A class-action lawsuit was filed on behalf of individuals alleging harm by the use of fluoroquinolones, as well as action by the consumer advocate group, Public Citizen.[89][84] Partly as a result of the efforts of Public Citizen, the FDA ordered boxed warnings on all fluoroquinolones, advising consumers of an enhanced risk of tendon damage.[90]

Generations

Researchers divide the quinolones into generations based on their antibacterial spectrum.[91][92] The earlier-generation agents are, in general, more narrow-spectrum than the later ones, but no standard is employed to determine which drug belongs to which generation. The only universal standard applied is the grouping of the nonfluorinated drugs found within this class (quinolones) within the 'first-generation' heading. As such, a wide variation exists within the literature dependent upon the methods employed by the authors.
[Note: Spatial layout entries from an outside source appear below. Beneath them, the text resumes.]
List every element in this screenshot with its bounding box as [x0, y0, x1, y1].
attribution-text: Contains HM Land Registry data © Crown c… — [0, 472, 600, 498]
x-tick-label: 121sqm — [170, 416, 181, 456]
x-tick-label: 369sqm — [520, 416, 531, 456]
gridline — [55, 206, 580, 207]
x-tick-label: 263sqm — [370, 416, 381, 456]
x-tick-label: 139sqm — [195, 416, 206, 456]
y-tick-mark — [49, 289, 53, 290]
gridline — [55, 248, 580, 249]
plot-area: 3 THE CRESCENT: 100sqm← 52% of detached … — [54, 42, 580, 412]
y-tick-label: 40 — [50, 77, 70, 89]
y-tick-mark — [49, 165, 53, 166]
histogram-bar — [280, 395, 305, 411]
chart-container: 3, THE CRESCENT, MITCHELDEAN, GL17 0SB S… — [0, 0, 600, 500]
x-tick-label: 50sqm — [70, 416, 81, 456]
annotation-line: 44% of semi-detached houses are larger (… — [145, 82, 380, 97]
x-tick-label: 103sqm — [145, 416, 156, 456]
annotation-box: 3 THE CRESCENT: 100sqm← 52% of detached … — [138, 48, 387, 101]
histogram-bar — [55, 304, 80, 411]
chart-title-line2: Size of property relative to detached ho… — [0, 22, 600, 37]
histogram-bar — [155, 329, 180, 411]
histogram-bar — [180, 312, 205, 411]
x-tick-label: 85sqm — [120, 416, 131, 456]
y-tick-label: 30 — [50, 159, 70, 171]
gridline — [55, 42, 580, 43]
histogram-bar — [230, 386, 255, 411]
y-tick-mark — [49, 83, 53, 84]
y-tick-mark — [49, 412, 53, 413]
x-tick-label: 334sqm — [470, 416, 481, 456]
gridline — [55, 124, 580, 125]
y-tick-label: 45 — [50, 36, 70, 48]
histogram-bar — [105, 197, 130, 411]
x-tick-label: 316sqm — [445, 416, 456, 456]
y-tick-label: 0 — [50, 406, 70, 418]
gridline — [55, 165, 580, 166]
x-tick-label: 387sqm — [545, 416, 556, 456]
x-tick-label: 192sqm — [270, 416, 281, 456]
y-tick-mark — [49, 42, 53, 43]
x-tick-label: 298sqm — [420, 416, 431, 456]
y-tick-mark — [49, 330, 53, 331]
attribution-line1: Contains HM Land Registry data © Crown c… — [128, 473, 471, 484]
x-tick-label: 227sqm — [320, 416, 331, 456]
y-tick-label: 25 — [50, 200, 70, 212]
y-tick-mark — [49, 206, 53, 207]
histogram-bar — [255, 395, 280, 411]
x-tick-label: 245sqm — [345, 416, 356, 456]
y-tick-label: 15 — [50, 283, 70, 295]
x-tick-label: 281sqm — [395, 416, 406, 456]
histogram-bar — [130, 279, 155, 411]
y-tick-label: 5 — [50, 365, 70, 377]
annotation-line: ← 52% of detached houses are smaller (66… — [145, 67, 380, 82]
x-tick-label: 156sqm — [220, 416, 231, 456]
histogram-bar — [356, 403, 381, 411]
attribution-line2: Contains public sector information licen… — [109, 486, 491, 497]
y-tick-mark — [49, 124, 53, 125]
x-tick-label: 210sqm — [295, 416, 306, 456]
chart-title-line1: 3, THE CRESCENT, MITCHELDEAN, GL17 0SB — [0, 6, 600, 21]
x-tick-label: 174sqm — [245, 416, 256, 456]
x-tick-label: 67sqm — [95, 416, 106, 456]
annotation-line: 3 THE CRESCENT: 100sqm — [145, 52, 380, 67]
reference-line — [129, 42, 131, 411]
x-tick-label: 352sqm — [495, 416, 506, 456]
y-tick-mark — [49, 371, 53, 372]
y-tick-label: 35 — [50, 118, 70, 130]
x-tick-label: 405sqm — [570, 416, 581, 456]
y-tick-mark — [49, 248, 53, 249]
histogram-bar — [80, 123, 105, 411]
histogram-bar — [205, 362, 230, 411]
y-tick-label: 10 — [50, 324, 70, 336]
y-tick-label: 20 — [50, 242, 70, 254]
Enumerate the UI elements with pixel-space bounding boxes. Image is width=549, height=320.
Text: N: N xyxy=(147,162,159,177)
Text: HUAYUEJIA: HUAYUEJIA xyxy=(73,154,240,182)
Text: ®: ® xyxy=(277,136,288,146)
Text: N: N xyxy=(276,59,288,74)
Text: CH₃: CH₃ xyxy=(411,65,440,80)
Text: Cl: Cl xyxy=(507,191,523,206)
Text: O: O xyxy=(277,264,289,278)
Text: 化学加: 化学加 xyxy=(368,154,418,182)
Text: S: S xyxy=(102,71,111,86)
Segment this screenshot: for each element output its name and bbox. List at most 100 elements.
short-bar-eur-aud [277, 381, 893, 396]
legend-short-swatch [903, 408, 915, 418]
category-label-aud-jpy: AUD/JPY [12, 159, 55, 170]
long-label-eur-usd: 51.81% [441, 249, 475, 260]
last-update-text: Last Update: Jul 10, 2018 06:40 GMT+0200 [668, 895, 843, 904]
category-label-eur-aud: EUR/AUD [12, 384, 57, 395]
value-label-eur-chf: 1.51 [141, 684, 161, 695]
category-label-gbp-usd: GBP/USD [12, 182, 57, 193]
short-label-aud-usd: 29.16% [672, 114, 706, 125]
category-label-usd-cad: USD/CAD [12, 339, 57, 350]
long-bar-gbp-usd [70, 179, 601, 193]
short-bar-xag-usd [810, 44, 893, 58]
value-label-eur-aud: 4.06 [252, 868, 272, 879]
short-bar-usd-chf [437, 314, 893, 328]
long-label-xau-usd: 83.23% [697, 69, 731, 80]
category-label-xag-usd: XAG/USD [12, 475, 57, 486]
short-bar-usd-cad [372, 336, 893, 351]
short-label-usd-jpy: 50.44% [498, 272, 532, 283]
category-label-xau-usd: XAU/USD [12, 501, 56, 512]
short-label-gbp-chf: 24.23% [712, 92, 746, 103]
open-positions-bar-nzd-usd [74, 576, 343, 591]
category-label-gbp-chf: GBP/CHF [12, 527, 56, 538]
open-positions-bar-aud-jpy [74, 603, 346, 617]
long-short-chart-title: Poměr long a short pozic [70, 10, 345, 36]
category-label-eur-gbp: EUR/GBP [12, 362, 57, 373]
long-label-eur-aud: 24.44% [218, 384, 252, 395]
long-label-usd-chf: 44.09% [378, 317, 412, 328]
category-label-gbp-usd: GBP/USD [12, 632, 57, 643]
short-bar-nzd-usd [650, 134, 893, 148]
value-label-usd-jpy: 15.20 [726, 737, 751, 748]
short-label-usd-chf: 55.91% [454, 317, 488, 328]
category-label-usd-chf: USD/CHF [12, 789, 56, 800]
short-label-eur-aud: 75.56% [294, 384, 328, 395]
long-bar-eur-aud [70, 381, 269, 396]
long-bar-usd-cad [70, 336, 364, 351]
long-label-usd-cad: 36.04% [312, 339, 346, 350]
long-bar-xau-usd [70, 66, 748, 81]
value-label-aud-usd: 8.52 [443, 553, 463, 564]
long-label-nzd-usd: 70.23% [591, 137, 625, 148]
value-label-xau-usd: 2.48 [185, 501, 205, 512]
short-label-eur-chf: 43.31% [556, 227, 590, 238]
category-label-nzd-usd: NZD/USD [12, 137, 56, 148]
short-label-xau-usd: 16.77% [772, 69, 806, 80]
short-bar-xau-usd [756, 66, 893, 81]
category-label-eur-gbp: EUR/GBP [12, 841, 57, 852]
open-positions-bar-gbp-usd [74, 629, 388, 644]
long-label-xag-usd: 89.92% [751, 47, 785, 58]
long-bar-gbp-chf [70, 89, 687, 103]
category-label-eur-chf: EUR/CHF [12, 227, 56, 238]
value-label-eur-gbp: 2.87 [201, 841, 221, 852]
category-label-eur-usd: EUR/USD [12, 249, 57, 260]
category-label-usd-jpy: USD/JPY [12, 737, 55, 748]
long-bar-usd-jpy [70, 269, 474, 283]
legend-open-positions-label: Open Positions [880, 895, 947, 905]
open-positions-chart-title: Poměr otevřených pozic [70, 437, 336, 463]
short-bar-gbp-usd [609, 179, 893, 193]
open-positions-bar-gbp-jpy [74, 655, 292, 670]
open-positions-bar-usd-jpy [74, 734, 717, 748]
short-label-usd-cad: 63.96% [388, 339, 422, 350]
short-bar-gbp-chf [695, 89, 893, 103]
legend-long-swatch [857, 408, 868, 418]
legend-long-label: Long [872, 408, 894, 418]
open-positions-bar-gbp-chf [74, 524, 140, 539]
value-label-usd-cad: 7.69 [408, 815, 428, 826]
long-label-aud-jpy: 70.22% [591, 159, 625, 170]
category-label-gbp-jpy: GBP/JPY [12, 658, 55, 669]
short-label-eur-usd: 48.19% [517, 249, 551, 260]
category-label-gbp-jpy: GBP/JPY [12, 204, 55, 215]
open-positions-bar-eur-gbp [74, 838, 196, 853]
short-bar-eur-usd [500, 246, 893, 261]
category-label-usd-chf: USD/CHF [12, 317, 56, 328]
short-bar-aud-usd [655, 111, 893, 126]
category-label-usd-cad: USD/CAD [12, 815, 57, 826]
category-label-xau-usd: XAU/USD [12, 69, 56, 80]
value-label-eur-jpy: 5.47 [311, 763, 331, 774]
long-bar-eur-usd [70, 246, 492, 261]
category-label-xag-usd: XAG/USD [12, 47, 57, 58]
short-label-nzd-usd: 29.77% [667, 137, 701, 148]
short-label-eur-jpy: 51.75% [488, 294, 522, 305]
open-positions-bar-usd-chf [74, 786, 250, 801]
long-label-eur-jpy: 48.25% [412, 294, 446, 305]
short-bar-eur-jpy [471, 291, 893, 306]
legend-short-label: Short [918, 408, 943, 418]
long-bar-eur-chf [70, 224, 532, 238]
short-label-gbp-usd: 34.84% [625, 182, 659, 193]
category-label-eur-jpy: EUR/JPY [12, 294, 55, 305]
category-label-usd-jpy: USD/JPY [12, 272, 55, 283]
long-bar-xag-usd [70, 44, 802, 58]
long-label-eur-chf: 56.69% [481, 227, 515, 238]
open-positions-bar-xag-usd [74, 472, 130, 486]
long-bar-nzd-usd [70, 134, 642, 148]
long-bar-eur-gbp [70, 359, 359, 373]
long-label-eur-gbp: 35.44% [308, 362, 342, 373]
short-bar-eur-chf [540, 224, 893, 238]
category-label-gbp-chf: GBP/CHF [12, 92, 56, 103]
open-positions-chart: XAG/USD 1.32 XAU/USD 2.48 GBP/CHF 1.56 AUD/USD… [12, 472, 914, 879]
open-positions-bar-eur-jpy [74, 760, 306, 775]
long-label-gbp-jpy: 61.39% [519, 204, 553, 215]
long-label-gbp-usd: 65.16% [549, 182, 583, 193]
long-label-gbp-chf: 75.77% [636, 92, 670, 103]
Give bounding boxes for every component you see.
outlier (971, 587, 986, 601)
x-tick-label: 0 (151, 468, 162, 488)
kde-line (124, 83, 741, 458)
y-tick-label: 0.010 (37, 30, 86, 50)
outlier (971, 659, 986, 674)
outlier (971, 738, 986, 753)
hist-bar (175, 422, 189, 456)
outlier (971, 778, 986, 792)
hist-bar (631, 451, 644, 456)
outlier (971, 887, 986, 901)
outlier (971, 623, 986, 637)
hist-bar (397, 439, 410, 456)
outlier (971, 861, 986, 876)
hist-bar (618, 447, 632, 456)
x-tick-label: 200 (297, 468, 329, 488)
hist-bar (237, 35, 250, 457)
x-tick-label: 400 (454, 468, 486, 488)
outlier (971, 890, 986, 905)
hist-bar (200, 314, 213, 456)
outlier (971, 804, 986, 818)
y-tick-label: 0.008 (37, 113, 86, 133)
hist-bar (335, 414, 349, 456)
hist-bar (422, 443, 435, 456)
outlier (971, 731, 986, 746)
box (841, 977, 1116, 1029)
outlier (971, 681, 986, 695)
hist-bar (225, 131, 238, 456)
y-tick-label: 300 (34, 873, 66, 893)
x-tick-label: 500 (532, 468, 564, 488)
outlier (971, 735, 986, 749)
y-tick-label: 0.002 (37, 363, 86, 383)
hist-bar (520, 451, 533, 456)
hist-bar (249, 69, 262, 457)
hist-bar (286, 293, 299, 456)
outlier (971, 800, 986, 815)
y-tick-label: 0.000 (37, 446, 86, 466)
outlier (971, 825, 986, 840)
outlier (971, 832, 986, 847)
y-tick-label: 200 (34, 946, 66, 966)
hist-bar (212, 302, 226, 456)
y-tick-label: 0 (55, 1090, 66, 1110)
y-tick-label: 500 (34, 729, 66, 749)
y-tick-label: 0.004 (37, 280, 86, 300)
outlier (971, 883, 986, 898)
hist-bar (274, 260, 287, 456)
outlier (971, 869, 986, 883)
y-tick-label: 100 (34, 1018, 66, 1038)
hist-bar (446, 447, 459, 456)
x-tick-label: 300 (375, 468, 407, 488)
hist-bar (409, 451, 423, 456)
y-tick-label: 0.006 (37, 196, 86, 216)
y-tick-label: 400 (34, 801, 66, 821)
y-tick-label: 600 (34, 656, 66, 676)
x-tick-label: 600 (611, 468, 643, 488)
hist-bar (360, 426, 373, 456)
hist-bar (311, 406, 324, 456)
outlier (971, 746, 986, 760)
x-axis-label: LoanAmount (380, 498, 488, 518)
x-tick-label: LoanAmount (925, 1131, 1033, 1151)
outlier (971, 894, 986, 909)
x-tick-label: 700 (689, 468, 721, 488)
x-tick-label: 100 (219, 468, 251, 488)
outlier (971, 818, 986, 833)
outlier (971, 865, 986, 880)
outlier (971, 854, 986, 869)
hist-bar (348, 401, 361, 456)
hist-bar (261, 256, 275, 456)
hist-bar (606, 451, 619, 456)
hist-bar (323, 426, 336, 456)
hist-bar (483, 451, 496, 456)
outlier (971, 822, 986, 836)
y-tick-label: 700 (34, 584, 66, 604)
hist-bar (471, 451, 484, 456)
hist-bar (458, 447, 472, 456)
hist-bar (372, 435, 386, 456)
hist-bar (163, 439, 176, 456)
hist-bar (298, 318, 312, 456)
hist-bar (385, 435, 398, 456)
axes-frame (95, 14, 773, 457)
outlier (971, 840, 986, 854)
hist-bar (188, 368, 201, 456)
The first generation is rarely used today. Nalidixic acid was added to the OEHHA Prop 65 list as a carcinogen on 15 May 1998.[93] A number of the second-, third-, and fourth-generation drugs have been removed from clinical practice due to severe toxicity issues or discontinued by their manufacturers. The drugs most frequently prescribed today consist of Avelox (moxifloxacin), Cipro (ciprofloxacin), Levaquin (levofloxacin), and, to some extent, their generic equivalents.

First-generation

Second-generation

The second-generation class is sometimes subdivided into "Class 1" and "Class 2".[95]

Third-generation

Unlike the first- and second-generations, the third-generation is active against streptococci.[95]

Fourth-generation

Fourth generation fluoroquinolones act at DNA gyrase and topoisomerase IV.[99] This dual action slows development of resistance.

In development

Veterinary use

The quinolones have been widely used in agriculture, and several agents have veterinary, but not human, applications.

However, the agricultural use of fluoroquinolones in the U.S. has been restricted since 1997, due to concerns over the development of antibiotic resistance.[101]